Thanks for clarifying! The identity parameter in extract-reads just sets the % similarity for the primer alignment. This should not have any effect (unless if your primers don't match some seqs in the maarjam database). Toggling this parameter would make more sense, e.g., if you had AMF-specific primers and were trying to train a SILVA classifier just to include these fungi.

classify-consensus-blast and classify-consensus-vsearch should both have similar behavior, and playing around with the identity and other parameters should give you a little more control to prevent overfitting with the maarjam database.

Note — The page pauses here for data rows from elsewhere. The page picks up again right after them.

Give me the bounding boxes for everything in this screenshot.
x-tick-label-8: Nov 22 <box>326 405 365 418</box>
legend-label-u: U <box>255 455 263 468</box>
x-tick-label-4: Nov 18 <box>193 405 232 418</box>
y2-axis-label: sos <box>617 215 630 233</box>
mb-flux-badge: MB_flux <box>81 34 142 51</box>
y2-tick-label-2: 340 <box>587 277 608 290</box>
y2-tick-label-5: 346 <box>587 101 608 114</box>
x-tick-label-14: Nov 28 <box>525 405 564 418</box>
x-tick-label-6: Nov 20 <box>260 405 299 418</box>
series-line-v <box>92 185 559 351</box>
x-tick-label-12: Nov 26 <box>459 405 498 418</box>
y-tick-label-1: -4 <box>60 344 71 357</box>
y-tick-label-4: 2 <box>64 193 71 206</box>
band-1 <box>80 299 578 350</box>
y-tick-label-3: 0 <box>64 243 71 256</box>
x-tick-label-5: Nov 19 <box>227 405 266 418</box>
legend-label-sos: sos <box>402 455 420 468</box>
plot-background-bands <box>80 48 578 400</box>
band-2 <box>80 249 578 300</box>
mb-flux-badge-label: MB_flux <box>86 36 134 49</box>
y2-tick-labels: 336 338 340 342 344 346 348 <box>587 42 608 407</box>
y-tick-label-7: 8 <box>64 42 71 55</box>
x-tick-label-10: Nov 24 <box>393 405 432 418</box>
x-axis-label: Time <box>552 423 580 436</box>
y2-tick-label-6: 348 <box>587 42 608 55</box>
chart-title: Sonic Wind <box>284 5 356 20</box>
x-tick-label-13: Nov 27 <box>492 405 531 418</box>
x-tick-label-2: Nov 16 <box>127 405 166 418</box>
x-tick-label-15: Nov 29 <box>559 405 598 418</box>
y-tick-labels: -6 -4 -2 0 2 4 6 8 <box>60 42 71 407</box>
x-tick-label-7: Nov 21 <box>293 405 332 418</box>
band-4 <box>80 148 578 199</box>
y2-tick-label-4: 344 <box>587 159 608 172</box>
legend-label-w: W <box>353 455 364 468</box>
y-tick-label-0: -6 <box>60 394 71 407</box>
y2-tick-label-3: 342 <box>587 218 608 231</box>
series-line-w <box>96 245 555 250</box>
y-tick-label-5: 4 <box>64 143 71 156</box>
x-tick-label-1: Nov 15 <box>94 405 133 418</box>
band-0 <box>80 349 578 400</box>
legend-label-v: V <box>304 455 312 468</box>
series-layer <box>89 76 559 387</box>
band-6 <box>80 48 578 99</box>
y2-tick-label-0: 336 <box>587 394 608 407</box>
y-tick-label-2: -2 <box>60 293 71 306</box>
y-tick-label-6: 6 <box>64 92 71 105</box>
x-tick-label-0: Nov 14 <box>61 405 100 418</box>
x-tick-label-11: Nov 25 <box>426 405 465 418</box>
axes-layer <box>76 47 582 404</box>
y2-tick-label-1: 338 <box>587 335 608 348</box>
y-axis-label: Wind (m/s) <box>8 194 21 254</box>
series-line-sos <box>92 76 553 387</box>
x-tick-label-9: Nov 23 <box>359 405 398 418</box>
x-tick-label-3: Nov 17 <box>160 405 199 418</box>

Give the two-step approach that I described a try — it may give you the best of both worlds: very specific classifications to sequences that match the maarjam database closely, but reliable classification to non-target sequences and other fungal hits that are not in maarjam.

I hope that helps! Happy QIIMEing!

system · February 11, 2018, 5:32am

This topic was automatically closed 31 days after the last reply. New replies are no longer allowed.